PROC SUMMARY is the normal way to compute statistics.
proc summary data=test nway ;
class sex age ;
var Zaehler;
output out=want sum= ;
run;
Why would you want to include variables other than SEX, AGE and Zaehler in the output?
Your requirement is not difficult to understand or to satisfy, however, I am not sure what is your underline reason for doing this. Explain more on your purpose may help to facilitate better answers that work from the root of your project. Although I have a feeling the PROC MEAN may give you better matrix, here is a one step PROC SQL solution to get you the summary as well as retaining "the value of first row":
proc sql;
create table want as
select id, sex , age, inc, r1, r2, sum(Zaehler) as Zaehler, work
from test
group by sex, age
having id = min(id) /*This is tell SAS only to keep the row with the smallest id within the same sex,age group*/
;
quit;
You can use proc sql to sum over sex and age
proc sql;
create table sum as
select
sex
,age
,sum(Zaehler) as Zaehler_sum
from test
group by
sex
,age;
quit;
You can than join it back to the main table if you want to include all the variables
proc sql;
create table test_With_Sum as
select
t.*
,s.Zaehler_sum
from test t
inner join sum s on t.sex = s.sex
and t.age = s.age
order by
t.sex
,t.age
;
quit;
You can write it all as one proc sql query if you wish and the order by is not needed, only added for a better visibility of summarised results
Not a good solution. But it should give you some ideas.
DATA test;
INPUT id sex $ age inc r1 r2 Zaehler work $;
DATALINES;
1 F 35 17 7 2 1 w
17 M 40 14 5 5 1 w
33 F 35 6 7 2 1 w
49 M 24 14 7 5 1 w
65 F 52 9 4 7 1 w
81 M 44 11 7 7 1 w
2 F 35 17 6 5 1 n
18 M 40 14 7 5 1 n
34 F 47 6 6 5 1 n
50 M 35 17 5 7 1 w
;
run;
data t2;
set test;
nobs = _n_;
run;
proc sort data=t2;by descending sex descending age descending nobs;run;
data t3;
set t2;
by descending sex descending age;
if first.age then count = 0;
count + 1;
zaehler = count;
if last.age then output;
run;
proc sort data=t3 out=want(drop=nobs count);by nobs sex age;run;
thanks for your help. Here is my final code.
proc sql;
create table sum as
select distinct
sex
,age
,sum(Zaehler) as Zaehler
from test
WHERE work = 'w'
group by
sex
,age
;
PROC PRINT;quit;
I just modify the code a little bit.

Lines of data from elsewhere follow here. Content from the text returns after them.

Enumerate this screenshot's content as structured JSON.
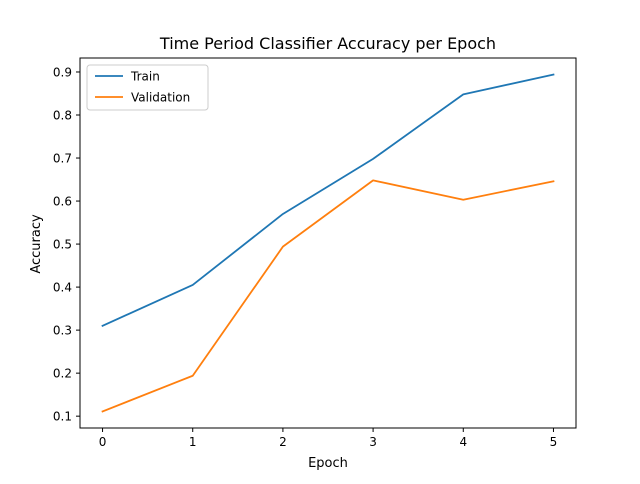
{
  "chart_data": {
    "type": "line",
    "title": "Time Period Classifier Accuracy per Epoch",
    "xlabel": "Epoch",
    "ylabel": "Accuracy",
    "x": [
      0,
      1,
      2,
      3,
      4,
      5
    ],
    "xlim": [
      -0.25,
      5.25
    ],
    "ylim": [
      0.0725,
      0.9325
    ],
    "xticks": [
      0,
      1,
      2,
      3,
      4,
      5
    ],
    "yticks": [
      0.1,
      0.2,
      0.3,
      0.4,
      0.5,
      0.6,
      0.7,
      0.8,
      0.9
    ],
    "grid": false,
    "legend_position": "top-left",
    "series": [
      {
        "name": "Train",
        "color": "#1f77b4",
        "values": [
          0.31,
          0.405,
          0.57,
          0.698,
          0.848,
          0.894
        ]
      },
      {
        "name": "Validation",
        "color": "#ff7f0e",
        "values": [
          0.111,
          0.194,
          0.494,
          0.648,
          0.603,
          0.646
        ]
      }
    ]
  }
}
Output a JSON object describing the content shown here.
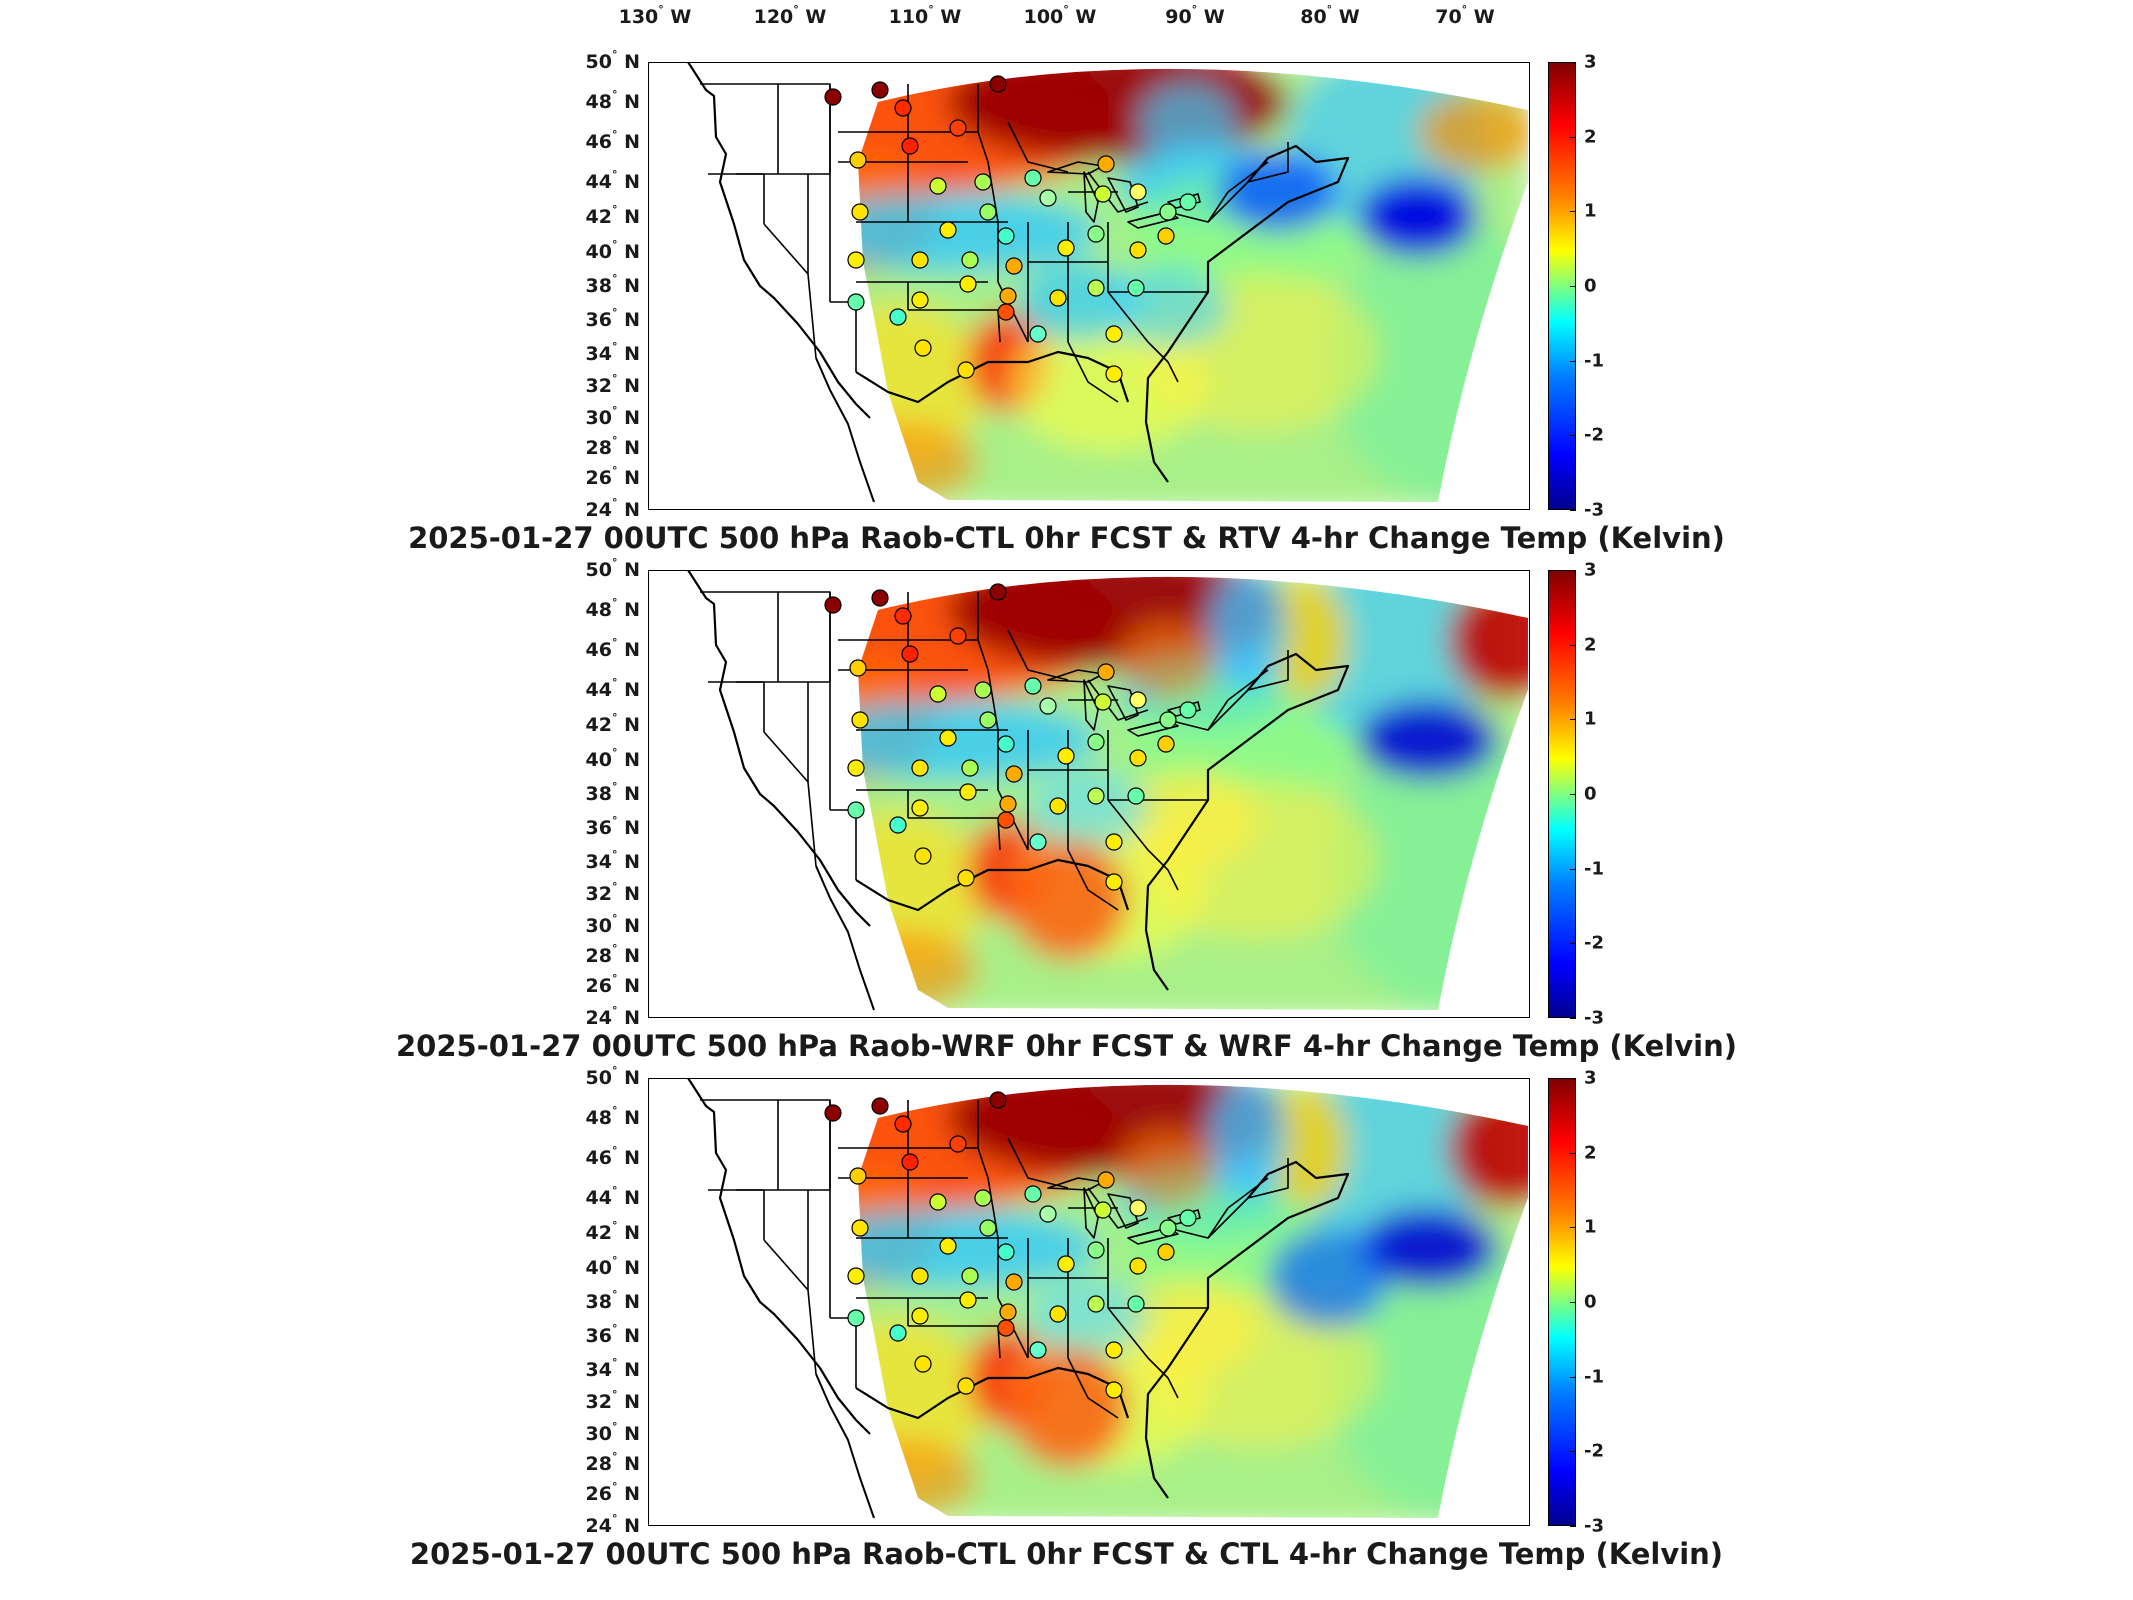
{
  "longitude_labels": [
    {
      "deg": "130",
      "hem": "W"
    },
    {
      "deg": "120",
      "hem": "W"
    },
    {
      "deg": "110",
      "hem": "W"
    },
    {
      "deg": "100",
      "hem": "W"
    },
    {
      "deg": "90",
      "hem": "W"
    },
    {
      "deg": "80",
      "hem": "W"
    },
    {
      "deg": "70",
      "hem": "W"
    }
  ],
  "latitude_labels": [
    {
      "deg": "50",
      "hem": "N"
    },
    {
      "deg": "48",
      "hem": "N"
    },
    {
      "deg": "46",
      "hem": "N"
    },
    {
      "deg": "44",
      "hem": "N"
    },
    {
      "deg": "42",
      "hem": "N"
    },
    {
      "deg": "40",
      "hem": "N"
    },
    {
      "deg": "38",
      "hem": "N"
    },
    {
      "deg": "36",
      "hem": "N"
    },
    {
      "deg": "34",
      "hem": "N"
    },
    {
      "deg": "32",
      "hem": "N"
    },
    {
      "deg": "30",
      "hem": "N"
    },
    {
      "deg": "28",
      "hem": "N"
    },
    {
      "deg": "26",
      "hem": "N"
    },
    {
      "deg": "24",
      "hem": "N"
    }
  ],
  "colorbar": {
    "ticks": [
      "3",
      "2",
      "1",
      "0",
      "-1",
      "-2",
      "-3"
    ],
    "range": [
      -3,
      3
    ],
    "colormap": "jet",
    "colors": [
      "#00008f",
      "#0000ff",
      "#0080ff",
      "#00ffff",
      "#80ff80",
      "#ffff00",
      "#ff8000",
      "#ff0000",
      "#800000"
    ]
  },
  "panels": [
    {
      "title": "2025-01-27 00UTC 500 hPa Raob-CTL 0hr FCST & RTV 4-hr Change Temp (Kelvin)",
      "variant": "rtv"
    },
    {
      "title": "2025-01-27 00UTC 500 hPa Raob-WRF 0hr FCST & WRF 4-hr Change Temp (Kelvin)",
      "variant": "wrf"
    },
    {
      "title": "2025-01-27 00UTC 500 hPa Raob-CTL 0hr FCST & CTL 4-hr Change Temp (Kelvin)",
      "variant": "ctl"
    }
  ]
}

I filtered the w and i merg the Columns with the same value.
It was just an example the real Data is much bigger and has more Columns and rows.
I have a table with some variables, say var1 and var2 and an identifier, and for some reasons, some identifiers have 2 observations.
I would like to know if there is a simple way to put back the second observation of the same identifier into the first one, that is
instead of having two observations, each with var1 var2 variables for the same identifier value
ID var1 var2
------------------
A1 12 13
A1 43 53
having just one, but with something like var1 var2 var1_2 var2_2.
ID var1 var2 var1_2 var2_2
--------------------------------------
A1 12 13 43 53
I can probably do that with renaming all my variables, then merging the table with the renamed one and dropping duplicates, but I assume there must be a simpler version.
Actually, your suggestion of merging the values back is probably the best.
This works if you have, at most, 1 duplicate for any given ID.
data first dups;
set have;
by id;
if first.id then output first;
else output dups;
run;
proc sql noprint;
create table want as
select a.id,
a.var1,
a.var2,
b.var1 as var1_2,
b.var2 as var2_2
from first as a
left join
dups as b
on a.id=b.id;
quit;
Another method makes use of PROC TRANSPOSE and a data-step merge:
/* You can experiment by adding more data to this datalines step */
data have;
infile datalines;
input ID : $2. var1 var2;
datalines;
A1 12 13
A1 43 53
;
run;
/* This step puts the var1 values onto one line */
proc transpose data=tab out=new1 (drop=_NAME_) prefix=var1_;
by id;
var var1;
run;
/* This does the same for the var2 values */
proc transpose data=tab out=new2 (drop=_NAME_) prefix=var2_;
by id;
var var2;
run;
/* The two transposed datasets are then merged together to give one line */
data want;
merge new1 new2;
by id;
run;
As an example:
data tab;
infile datalines;
input ID : $2. var1 var2;
datalines;
A1 12 13
A1 43 53
A2 199 342
A2 1132 111
A2 91913 199191
B1 1212 43214
;
run;
Gives:
ID var1_1 var1_2 var1_3 var2_1 var2_2 var2_3
---------------------------------------------------
A1 12 43 . 13 53 .
A2 199 1132 91913 342 111 199191
B1 1212 . . 43214 . .
There's a very simple way of doing this, using the IDGROUP function within PROC SUMMARY.
data have;
input ID $ var1 $ var2 $;
datalines;
A1 12 13
A1 43 53
;
run;
proc summary data=have nway;
class id;
output out=want (drop=_:)
idgroup(out[2] (var1 var2)=);
run;